BLITAR - Pemerintah Kota (Pemkot) Blitar, Jawa Timur kembali menegaskan bahwa pemberontakan Pembela Tanah Air (PETA) 14 Februari, memiliki nilai kepahlawanan yang setara dengan peristiwa pertempuran 10 November Surabaya, Pertempuran lima hari di Semarang, Bandung Lautan Api dan Perang Puputan di Pulau Dewata (Bali).
Karenanya, masyarakat Blitar selalu memperingati peristiwa perlawanan terhadap penjajah Jepang itu setiap tahun.

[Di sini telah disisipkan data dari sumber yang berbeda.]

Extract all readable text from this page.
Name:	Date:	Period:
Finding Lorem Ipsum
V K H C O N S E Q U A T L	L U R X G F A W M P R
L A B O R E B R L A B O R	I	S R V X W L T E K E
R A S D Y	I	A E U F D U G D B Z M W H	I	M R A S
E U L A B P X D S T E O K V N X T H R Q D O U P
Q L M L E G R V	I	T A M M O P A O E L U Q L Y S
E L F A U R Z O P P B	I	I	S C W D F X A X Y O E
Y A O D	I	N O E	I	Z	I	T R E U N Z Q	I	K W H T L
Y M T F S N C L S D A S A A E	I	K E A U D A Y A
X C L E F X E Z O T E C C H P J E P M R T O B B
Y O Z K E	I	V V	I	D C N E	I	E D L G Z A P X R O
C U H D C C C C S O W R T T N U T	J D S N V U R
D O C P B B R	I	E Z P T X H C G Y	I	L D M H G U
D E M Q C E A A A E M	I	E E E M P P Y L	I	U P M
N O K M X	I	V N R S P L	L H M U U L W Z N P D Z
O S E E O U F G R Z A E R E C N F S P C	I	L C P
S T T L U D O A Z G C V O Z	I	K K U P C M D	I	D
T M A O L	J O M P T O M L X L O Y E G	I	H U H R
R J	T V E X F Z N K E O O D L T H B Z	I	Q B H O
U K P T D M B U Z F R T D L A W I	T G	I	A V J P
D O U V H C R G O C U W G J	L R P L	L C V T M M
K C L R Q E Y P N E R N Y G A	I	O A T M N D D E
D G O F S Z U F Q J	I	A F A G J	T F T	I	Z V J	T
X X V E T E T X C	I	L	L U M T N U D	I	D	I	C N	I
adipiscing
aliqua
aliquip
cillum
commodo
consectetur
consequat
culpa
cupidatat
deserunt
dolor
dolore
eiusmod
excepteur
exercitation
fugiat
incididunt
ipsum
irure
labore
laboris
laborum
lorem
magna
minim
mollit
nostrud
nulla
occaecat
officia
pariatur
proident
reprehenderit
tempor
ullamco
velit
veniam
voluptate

“Sebab nilai heroisme pemberontakan PETA di Blitar tidak kalah dengan revolusi fisik yang terjadi di daerah lain,“ ujar Pjs Wali Kota Blitar, Supriyanto kepada wartawan.
Peringatan pemberontakan yang dipimpin Shodanco Soeprijadi berpusat di kompleks monumen perjuangan PETA jalan Shodanco Soeprijadi Kota Blitar Sabtu 13 Februari 2016 malam. Ratusan pelajar dan mahasiswa dikerahkan ke dalam pementasan drama kolosal bertajuk “Tohpati Labuh Ibu Pertiwi”. Mereka berbagi peran dengan sejumlah pejabat SKPD dan tokoh masyarakat Kota Blitar.
Hiburan yang berbobot historis itu bercerita tentang perjalanan Soeprijadi sebelum memutuskan tampil ke muka memimpin pemberontakan melawan penjajah Jepang. Soeprijadi lahir 13 April 1923 di Kabupaten Trenggalek.